Discussion in 'Sports and News' started by LongTimeListener, Feb 7, 2012.

  1. LongTimeListener

    LongTimeListener Well-Known Member

    Just released.

    http://www.sfgate.com/cgi-bin/article.cgi?f=/c/a/2012/02/07/BA1H1N3T1H.DTL&tsp=1

    2-1 ruling from the Ninth Circuit, the bane of conservatives' existence.
     
  2. Point of Order

    Point of Order Active Member

    And the winner is... LTL
     
  3. LongTimeListener

    LongTimeListener Well-Known Member

    The Internet took longer to deliver it to where Dick lives.
     
  4. Dick Whitman

    Dick Whitman Well-Known Member

    Yep, beat me to it by a few seconds it looks like.

    I'm extremely interested to see the court's reasoning.

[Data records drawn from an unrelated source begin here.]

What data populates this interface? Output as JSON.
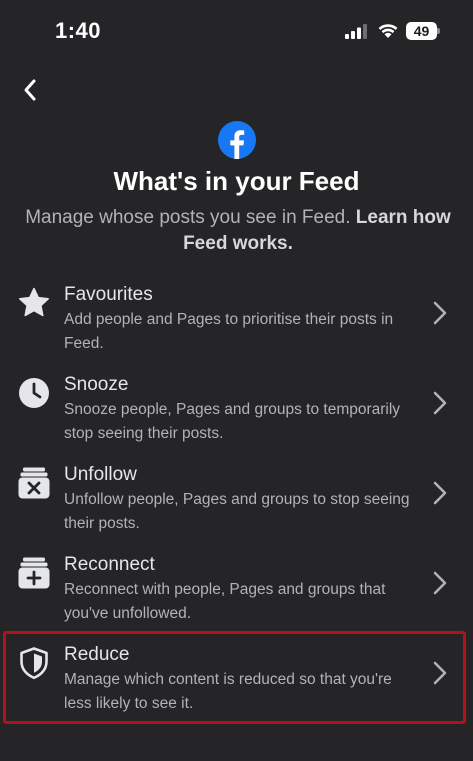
{
  "status_bar": {
    "time": "1:40",
    "battery": "49"
  },
  "header": {
    "title": "What's in your Feed",
    "subtitle": "Manage whose posts you see in Feed.",
    "learn_link": "Learn how Feed works."
  },
  "menu": [
    {
      "title": "Favourites",
      "description": "Add people and Pages to prioritise their posts in Feed.",
      "icon": "star-icon"
    },
    {
      "title": "Snooze",
      "description": "Snooze people, Pages and groups to temporarily stop seeing their posts.",
      "icon": "clock-icon"
    },
    {
      "title": "Unfollow",
      "description": "Unfollow people, Pages and groups to stop seeing their posts.",
      "icon": "unfollow-icon"
    },
    {
      "title": "Reconnect",
      "description": "Reconnect with people, Pages and groups that you've unfollowed.",
      "icon": "reconnect-icon"
    },
    {
      "title": "Reduce",
      "description": "Manage which content is reduced so that you're less likely to see it.",
      "icon": "shield-icon"
    }
  ],
  "colors": {
    "background": "#252527",
    "brand_blue": "#1877f2",
    "highlight": "#b3121b"
  }
}
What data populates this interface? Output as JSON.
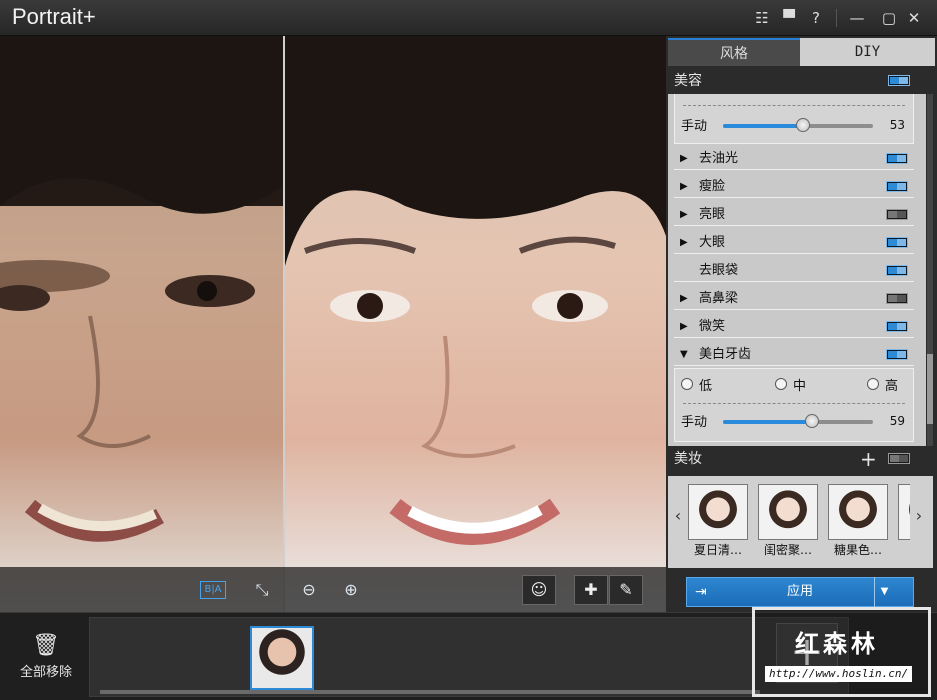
{
  "window": {
    "title": "Portrait+"
  },
  "titlebar": {
    "menu_icon": "☷",
    "feedback_icon": "▀",
    "help": "?",
    "minimize": "—",
    "maximize": "▢",
    "close": "✕"
  },
  "viewer": {
    "toolbar": {
      "before_after": "B|A",
      "fit": "⤡",
      "zoom_out": "⊖",
      "zoom_in": "⊕",
      "smile": "☺",
      "heal": "✚",
      "brush": "✎"
    }
  },
  "panel": {
    "tabs": [
      {
        "label": "风格"
      },
      {
        "label": "DIY"
      }
    ],
    "beauty": {
      "title": "美容"
    },
    "skin": {
      "slider_label": "手动",
      "slider_value": "53",
      "slider_fraction": 0.53
    },
    "items": [
      {
        "label": "去油光",
        "on": true,
        "expandable": true
      },
      {
        "label": "瘦脸",
        "on": true,
        "expandable": true
      },
      {
        "label": "亮眼",
        "on": false,
        "expandable": true
      },
      {
        "label": "大眼",
        "on": true,
        "expandable": true
      },
      {
        "label": "去眼袋",
        "on": true,
        "expandable": false
      },
      {
        "label": "高鼻梁",
        "on": false,
        "expandable": true
      },
      {
        "label": "微笑",
        "on": true,
        "expandable": true
      },
      {
        "label": "美白牙齿",
        "on": true,
        "expandable": true,
        "expanded": true
      }
    ],
    "teeth": {
      "options": [
        "低",
        "中",
        "高"
      ],
      "slider_label": "手动",
      "slider_value": "59",
      "slider_fraction": 0.59
    },
    "makeup": {
      "title": "美妆",
      "add": "+",
      "items": [
        "夏日清…",
        "闺密聚…",
        "糖果色…"
      ]
    },
    "apply": {
      "label": "应用"
    }
  },
  "bottom": {
    "remove_all": "全部移除",
    "add": "+"
  },
  "watermark": {
    "logo": "红森林",
    "url": "http://www.hoslin.cn/"
  }
}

    If they say that homosexuals are a protected class under the 14th Amendment (thus applying strict scrutiny), I can't get on board.

    If they say that there is no rational basis for the ban (rational basis review), then I might be able to. This was the reasoning of the district court.

    Either way, I think that the Supreme Court is extremely likely to reverse.
     
  5. Point of Order

    Point of Order Active Member

    This case was tailor-made by Olsen and Bois to fit Justice Kennedy's decision in Lawrence v. Texas. If the case is overturned at the Supreme Court, it will almost certainly be because Kennedy does 180 from his opinion in Lawrence.
     
  6. TigerVols

    TigerVols Well-Known Member

    I'll take that bet. Odds are, this case won't make it to the Supreme Court, as it's very narrowly defined. But if it does, according to the legal scholars who have been talking about this out here in SoCal for months now, the rulings are very legally sound.
     
  7. Guy_Incognito

    Guy_Incognito Well-Known Member

    The 9th circuit? I'm shocked!

    Why aren't you entertaining the possibility of gender-like intermediate scrutiny? I didn't read the district court opinion, but that seems like the most logical way to go to me. Strict scrutiny for sexual orientation is just the wrong answer and it's a difficult case to make that it doesn't meet rational basis is hard to buy.
     
  8. Dick Whitman

    Dick Whitman Well-Known Member

    I think so, too, mostly because the lower court ruled on the rational basis review. But the vast, vast, vast majority of the time, the Court will give almost complete carte blanche deference to a law that doesn't involve a protected group or a protected right. I would probably make this one of the exceptions, because I don't think there's a rational basis that's been articulated for a ban on gay marriage. But I don't know if Kennedy goes there.
     
  9. Guy_Incognito

    Guy_Incognito Well-Known Member

    Even in a post-Lopez world, that should not be a high standard.
     
  10. Dick Whitman

    Dick Whitman Well-Known Member

    Looks like it was rational basis review.

    "Proposition 8 could not have been enacted to advance California's interests in childrearing or responsible procreation, for it had no effect on the rights of same-sex couples to raise children or on the procreative rights of other couples. Nor did Proposition 8 have any effect on religious freedom or on parents' rights to control their children's education; it could not have been enacted to safeguard these liberties."
     
  11. Guy_Incognito

    Guy_Incognito Well-Known Member

    Then it should be reversed. Why didn't they go intermediate scrutiny?
     
  12. Dick Whitman

    Dick Whitman Well-Known Member

    I know, but I don't think that the Proposition 8 proponents have met it. I'll read the dissent and see if it convinces me otherwise.